Я быстро окунулся в море, после чего предпринял попытку отстирать свои шмотки. Из этого ничего не вышло, но я не особенно расстроился. Кровь – штука въедливая. Если присохнет, ее даже специальными средствами фиг выведешь, это я уже хорошо знаю…
Но сейчас меня больше волновало нечто другое.
Оставив сушиться вещи на камнях, я направился к древнему причалу. Рыбачившие там мальчишки, заприметив меня, притихли. Оба худые, нескладные, с исцарапанными коленками. На тощих загорелых шейках болтались потускневшие нательные крестики.
– Привет, пацаны, – сказал я, дружелюбно улыбаясь.
– Здорово, – нерешительно поздоровался один из них.
– Чьи лодки те, знаете?
Я указал в сторону трех лодок, одна из которых была на суше, а две лениво покачивались на плаву, закрепленные цепями к столбу причала.
– Эта, что на берегу, разбита, – ответил паренек, сморщив веснушчатый нос. – Пробоина у ней здоровенная.
– Давно уже, – подтвердил его приятель, словно это имело какое-то значение. – Ничья она.
– А вон та, что побольше, – Игоря, – снова заговорил веснушчатый. – А вторая, мелкая, – дяди Паши. А что?
– Хотел взять напрокат.
Мальчишки с изумлением переглянулись, словно я только что признался, будто собираюсь улететь на одном из этих корыт на Марс.
– Игоря нет. Он на шабашке, – наконец отозвался веснушчатый. – А дядя Паша здесь. Позвать?
– Он бухает, наверное, – предположил второй.

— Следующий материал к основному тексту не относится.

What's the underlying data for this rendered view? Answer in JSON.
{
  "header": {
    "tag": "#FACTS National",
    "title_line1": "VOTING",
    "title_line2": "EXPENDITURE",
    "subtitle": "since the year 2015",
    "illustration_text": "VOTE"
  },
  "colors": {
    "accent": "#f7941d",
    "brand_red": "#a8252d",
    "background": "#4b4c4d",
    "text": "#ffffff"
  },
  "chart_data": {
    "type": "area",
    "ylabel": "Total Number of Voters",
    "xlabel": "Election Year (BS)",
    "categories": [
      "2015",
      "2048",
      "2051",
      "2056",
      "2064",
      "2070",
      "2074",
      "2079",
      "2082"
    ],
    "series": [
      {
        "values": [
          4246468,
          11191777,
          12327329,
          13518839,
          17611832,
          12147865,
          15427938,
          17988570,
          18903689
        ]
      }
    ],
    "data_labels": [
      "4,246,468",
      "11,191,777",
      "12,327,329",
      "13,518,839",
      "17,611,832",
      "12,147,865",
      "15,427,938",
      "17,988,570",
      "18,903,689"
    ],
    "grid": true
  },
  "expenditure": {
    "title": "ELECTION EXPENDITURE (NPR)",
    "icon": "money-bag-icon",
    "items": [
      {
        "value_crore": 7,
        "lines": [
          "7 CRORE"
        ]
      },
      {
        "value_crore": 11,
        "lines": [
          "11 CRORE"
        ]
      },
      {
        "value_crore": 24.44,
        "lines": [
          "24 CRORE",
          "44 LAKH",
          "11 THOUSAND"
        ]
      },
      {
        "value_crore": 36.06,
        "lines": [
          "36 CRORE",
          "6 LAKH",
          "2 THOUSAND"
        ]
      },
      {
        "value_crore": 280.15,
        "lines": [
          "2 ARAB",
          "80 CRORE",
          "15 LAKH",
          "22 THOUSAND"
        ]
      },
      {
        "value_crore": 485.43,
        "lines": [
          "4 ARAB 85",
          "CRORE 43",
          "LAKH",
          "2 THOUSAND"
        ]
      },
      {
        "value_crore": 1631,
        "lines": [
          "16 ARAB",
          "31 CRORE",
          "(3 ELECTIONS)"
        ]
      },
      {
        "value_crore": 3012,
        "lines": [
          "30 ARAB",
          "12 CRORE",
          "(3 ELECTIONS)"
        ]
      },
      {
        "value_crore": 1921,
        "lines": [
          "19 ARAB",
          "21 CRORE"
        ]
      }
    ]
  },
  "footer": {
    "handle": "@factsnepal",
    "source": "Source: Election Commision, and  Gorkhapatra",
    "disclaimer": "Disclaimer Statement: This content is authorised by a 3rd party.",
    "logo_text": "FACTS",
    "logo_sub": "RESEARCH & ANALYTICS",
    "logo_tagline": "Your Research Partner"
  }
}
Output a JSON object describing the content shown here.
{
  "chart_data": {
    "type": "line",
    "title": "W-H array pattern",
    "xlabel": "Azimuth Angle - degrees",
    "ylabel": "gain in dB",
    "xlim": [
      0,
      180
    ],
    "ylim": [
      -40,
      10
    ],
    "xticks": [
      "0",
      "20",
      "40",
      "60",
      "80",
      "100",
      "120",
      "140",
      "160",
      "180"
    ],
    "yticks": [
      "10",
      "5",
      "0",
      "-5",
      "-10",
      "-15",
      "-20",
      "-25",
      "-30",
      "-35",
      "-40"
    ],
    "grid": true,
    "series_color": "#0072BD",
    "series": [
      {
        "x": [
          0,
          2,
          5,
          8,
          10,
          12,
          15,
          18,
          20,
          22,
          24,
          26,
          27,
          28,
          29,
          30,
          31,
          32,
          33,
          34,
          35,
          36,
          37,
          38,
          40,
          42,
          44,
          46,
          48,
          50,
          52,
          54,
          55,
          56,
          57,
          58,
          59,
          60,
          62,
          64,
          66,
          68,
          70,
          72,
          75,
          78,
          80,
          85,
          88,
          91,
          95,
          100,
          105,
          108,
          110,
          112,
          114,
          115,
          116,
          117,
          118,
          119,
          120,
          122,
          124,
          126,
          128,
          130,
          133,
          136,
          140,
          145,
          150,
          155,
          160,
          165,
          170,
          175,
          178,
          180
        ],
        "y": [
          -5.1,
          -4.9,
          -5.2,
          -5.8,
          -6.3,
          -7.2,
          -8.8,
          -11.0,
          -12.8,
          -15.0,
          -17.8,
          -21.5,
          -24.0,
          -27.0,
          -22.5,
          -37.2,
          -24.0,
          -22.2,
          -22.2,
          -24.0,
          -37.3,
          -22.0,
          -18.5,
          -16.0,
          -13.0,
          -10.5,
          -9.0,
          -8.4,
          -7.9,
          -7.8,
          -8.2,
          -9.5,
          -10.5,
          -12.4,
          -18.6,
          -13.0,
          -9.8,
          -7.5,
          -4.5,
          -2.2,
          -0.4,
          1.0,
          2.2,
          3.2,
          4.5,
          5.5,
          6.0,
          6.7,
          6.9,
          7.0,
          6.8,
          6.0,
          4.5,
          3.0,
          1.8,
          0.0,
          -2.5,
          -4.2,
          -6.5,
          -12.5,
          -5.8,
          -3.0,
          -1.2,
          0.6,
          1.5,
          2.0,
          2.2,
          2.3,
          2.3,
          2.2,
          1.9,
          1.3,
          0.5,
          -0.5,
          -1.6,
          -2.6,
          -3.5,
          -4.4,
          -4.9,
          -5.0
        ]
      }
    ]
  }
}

– Позовите, – согласился я. – Заработаете на мороженое.
– Лучше на колу, – тут же оживился веснушчатый, и я кивнул.
– Приведете сюда дядю Пашу, и я дам вам по пятьдесят рублей.
Вытаращив глаза, мальчуганы, не сговариваясь, побросали удочки и стремглав помчались с пляжа.
«Надеюсь, с дядей Пашей я тоже договорюсь», – подумал я, глядя на их белые пятки, проворно мелькающие в горячем песке.
Особых проблем с дядей Пашей, который на момент заключения нашей сделки едва держался на ногах, не возникло. Я сунул ему пятьсот рублей, а он дал мне ключ от замка, на котором держалась цепь. Некоторое время владелец лодки уговаривал меня составить ему компанию, на что я ответил отказом. Я приехал сюда не для того, чтобы квасить с местными алкашами.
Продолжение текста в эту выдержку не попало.